Jack gets the goose or the bag of gold, kills the giant and lives happily ever after. You seldom hear how he went on to arrange his tax affairs, whether he bought back Daisy the cow, and what it meant to him that he spent the rest of his life living with his mother. Isn’t that a failure of the imagination?

Professional poker players may learn to treat $10,000 chips with the insouciance most of us reserve for 10p pieces, but wherever you put the decimal point, the psychology remains the same. You don’t stop lacking, needing, coveting and fearing because you have a Ferrari or four in the garage.

Worlds apart

I suspect that the situation has been complicated in the last half-decade. The rich and the not-so-rich in the high days of Victorian and 20th-century fiction at least seemed to occupy the same social world — they sat in the continuum of a settled class structure.

Now there is the perception that they don’t: that there is a global class of the internationally wealthy who are barely rooted in the social web from which the novel traditionally grows, and that is reflected in the treatment of wealth in fiction. Novels can’t get their teeth into it any more than I can get mine into a burger at the Ivy.

Nobody in Henry James is exactly hard up. And one thinks of Fitzgerald, that poet of the fatal glamour of money, especially. His claim that ‘the rich are different from you and me’ was apocryphally slapped down by Hemingway: ‘Yes: they have more money.’ But in purely formal terms — as regards the novel — Fitzgerald has become more right and Hemingway less so.

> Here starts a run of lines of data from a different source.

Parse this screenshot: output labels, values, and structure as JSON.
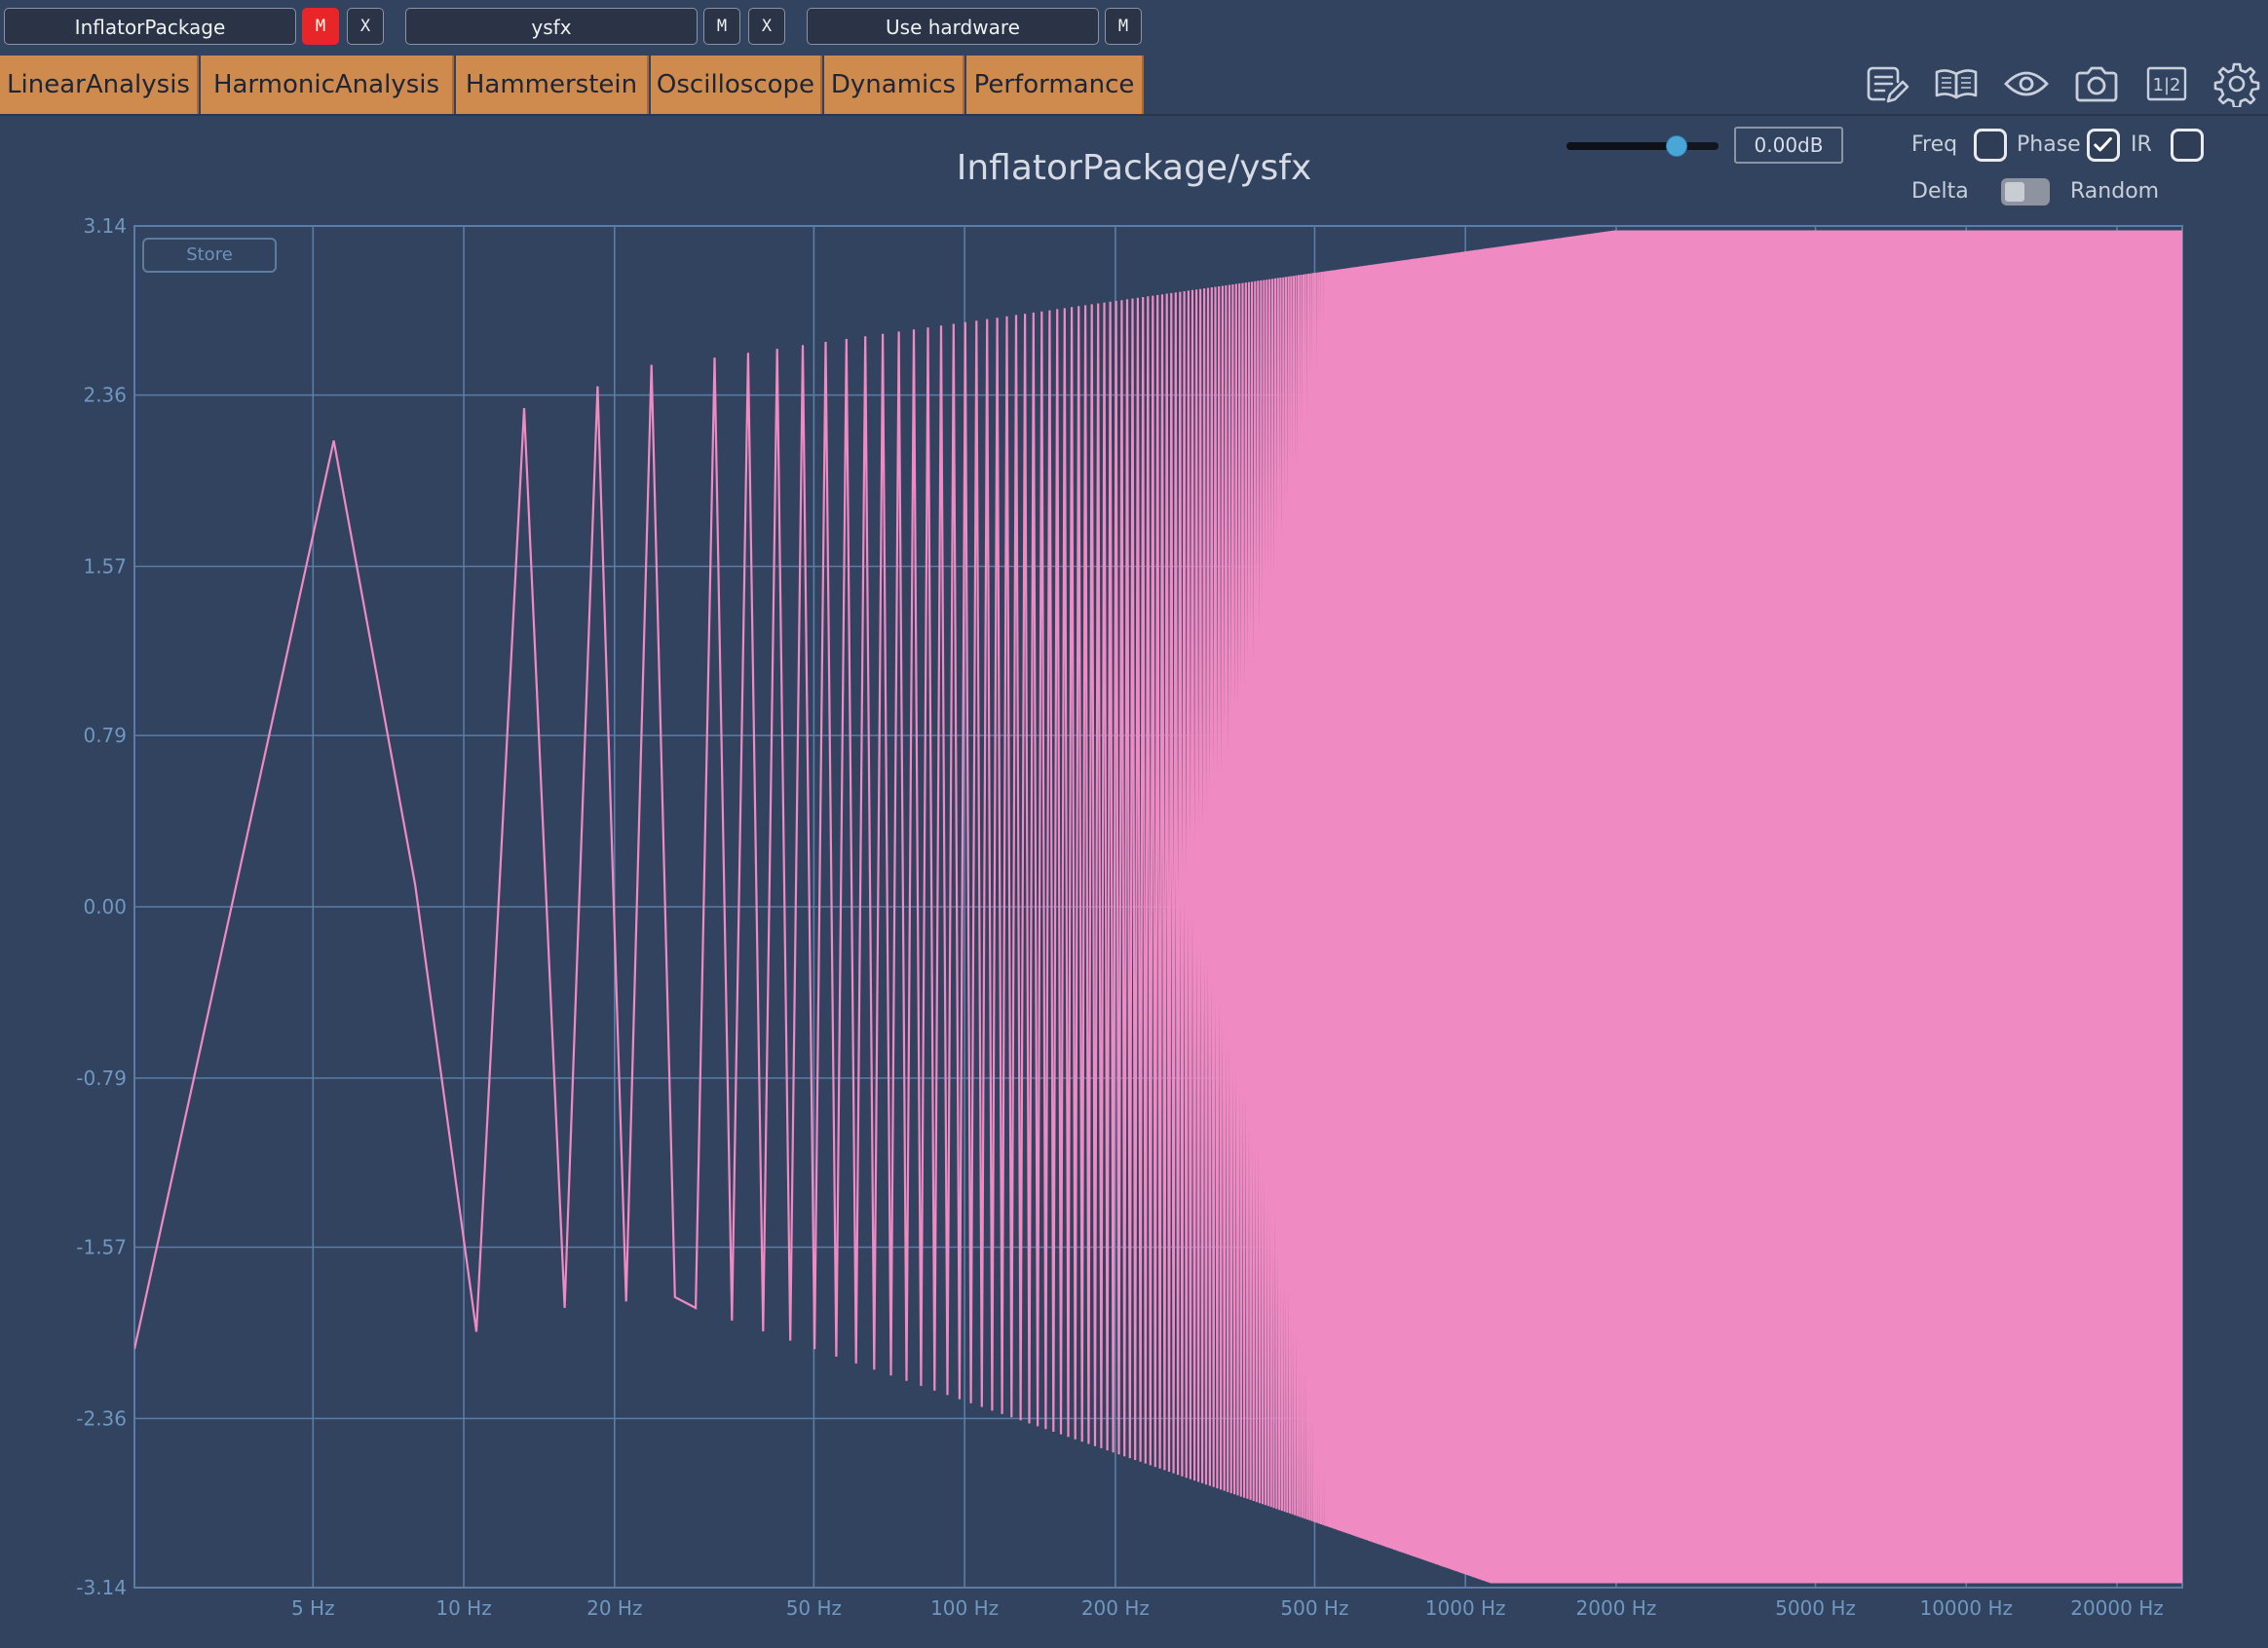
{
  "top_bar": {
    "slots": [
      {
        "label": "InflatorPackage",
        "mute": "M",
        "close": "X",
        "mute_active": true
      },
      {
        "label": "ysfx",
        "mute": "M",
        "close": "X",
        "mute_active": false
      },
      {
        "label": "Use hardware",
        "mute": "M",
        "mute_active": false
      }
    ]
  },
  "tabs": [
    "LinearAnalysis",
    "HarmonicAnalysis",
    "Hammerstein",
    "Oscilloscope",
    "Dynamics",
    "Performance"
  ],
  "toolbar_icons": [
    "notes-icon",
    "book-icon",
    "eye-icon",
    "camera-icon",
    "split-view-icon",
    "gear-icon"
  ],
  "split_icon_text": "1|2",
  "title": "InflatorPackage/ysfx",
  "gain": {
    "value_text": "0.00dB",
    "level": 0.72
  },
  "options": {
    "freq": {
      "label": "Freq",
      "checked": false
    },
    "phase": {
      "label": "Phase",
      "checked": true
    },
    "ir": {
      "label": "IR",
      "checked": false
    },
    "delta": {
      "label": "Delta"
    },
    "random": {
      "label": "Random",
      "on": false
    }
  },
  "store_label": "Store",
  "colors": {
    "background": "#324360",
    "grid": "#5a7da6",
    "curve": "#f08ac2",
    "tab": "#cf8a4e",
    "mute_active": "#e8262a"
  },
  "chart_data": {
    "type": "line",
    "title": "InflatorPackage/ysfx",
    "xscale": "log",
    "xlim": [
      2.2,
      27000
    ],
    "ylim": [
      -3.14,
      3.14
    ],
    "x_ticks": [
      {
        "value": 5,
        "label": "5 Hz"
      },
      {
        "value": 10,
        "label": "10 Hz"
      },
      {
        "value": 20,
        "label": "20 Hz"
      },
      {
        "value": 50,
        "label": "50 Hz"
      },
      {
        "value": 100,
        "label": "100 Hz"
      },
      {
        "value": 200,
        "label": "200 Hz"
      },
      {
        "value": 500,
        "label": "500 Hz"
      },
      {
        "value": 1000,
        "label": "1000 Hz"
      },
      {
        "value": 2000,
        "label": "2000 Hz"
      },
      {
        "value": 5000,
        "label": "5000 Hz"
      },
      {
        "value": 10000,
        "label": "10000 Hz"
      },
      {
        "value": 20000,
        "label": "20000 Hz"
      }
    ],
    "y_ticks": [
      {
        "value": 3.14,
        "label": "3.14"
      },
      {
        "value": 2.36,
        "label": "2.36"
      },
      {
        "value": 1.57,
        "label": "1.57"
      },
      {
        "value": 0.79,
        "label": "0.79"
      },
      {
        "value": 0.0,
        "label": "0.00"
      },
      {
        "value": -0.79,
        "label": "-0.79"
      },
      {
        "value": -1.57,
        "label": "-1.57"
      },
      {
        "value": -2.36,
        "label": "-2.36"
      },
      {
        "value": -3.14,
        "label": "-3.14"
      }
    ],
    "series": [
      {
        "description": "wrapped phase sawtooth, peak/trough vertices for the low-frequency section",
        "x": [
          2.2,
          5.5,
          8.0,
          10.6,
          13.2,
          15.9,
          18.5,
          21.1,
          23.7,
          26.4
        ],
        "y": [
          -2.04,
          2.15,
          0.1,
          -1.96,
          2.3,
          -1.85,
          2.4,
          -1.82,
          2.5,
          -1.8
        ]
      }
    ]
  }
}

Tom Wolfe, in The Bonfire of the Vanities, perhaps registered this with his notion of worlds that only collide when moneybags takes the wrong off-ramp on the freeway.

The banker or hedgie currently has a place in state-of-the-nation fiction — such as John Lanchester’s Capital or Sebastian Faulks’s A Week in December — but we do seem short of novels in which HNWs are the protagonists. In Dave Eggers’s rather magnificent A Hologram for the King, the man with the money is a Godot figure: ethereal, Other, permanently awaited and never showing up.

Perhaps it is simply assumed that the disproportionately well-off forfeit a claim on the average reader or viewer’s sympathy: that if the drama continues after the fortune is made, in other words, it isn’t drama of the sort that anyone is going to want to hear about. If so, that seems to me to be an opportunity missed.

To quote one of the wisest of the many wise remarks of the aforementioned George Eliot: ‘If art does not enlarge men’s sympathies, it does nothing morally.’

Who will set a novel or a film — containing a fully rounded HNW with problems and an inner life — in the modern world?

The bar, at present, seems to be set by EL James’s Christian ‘Fifty Shades of’ Grey. All respect to his way with love-eggs, spanked bottoms and expensive branded appurtenances — but don’t you reckon we can do better than that?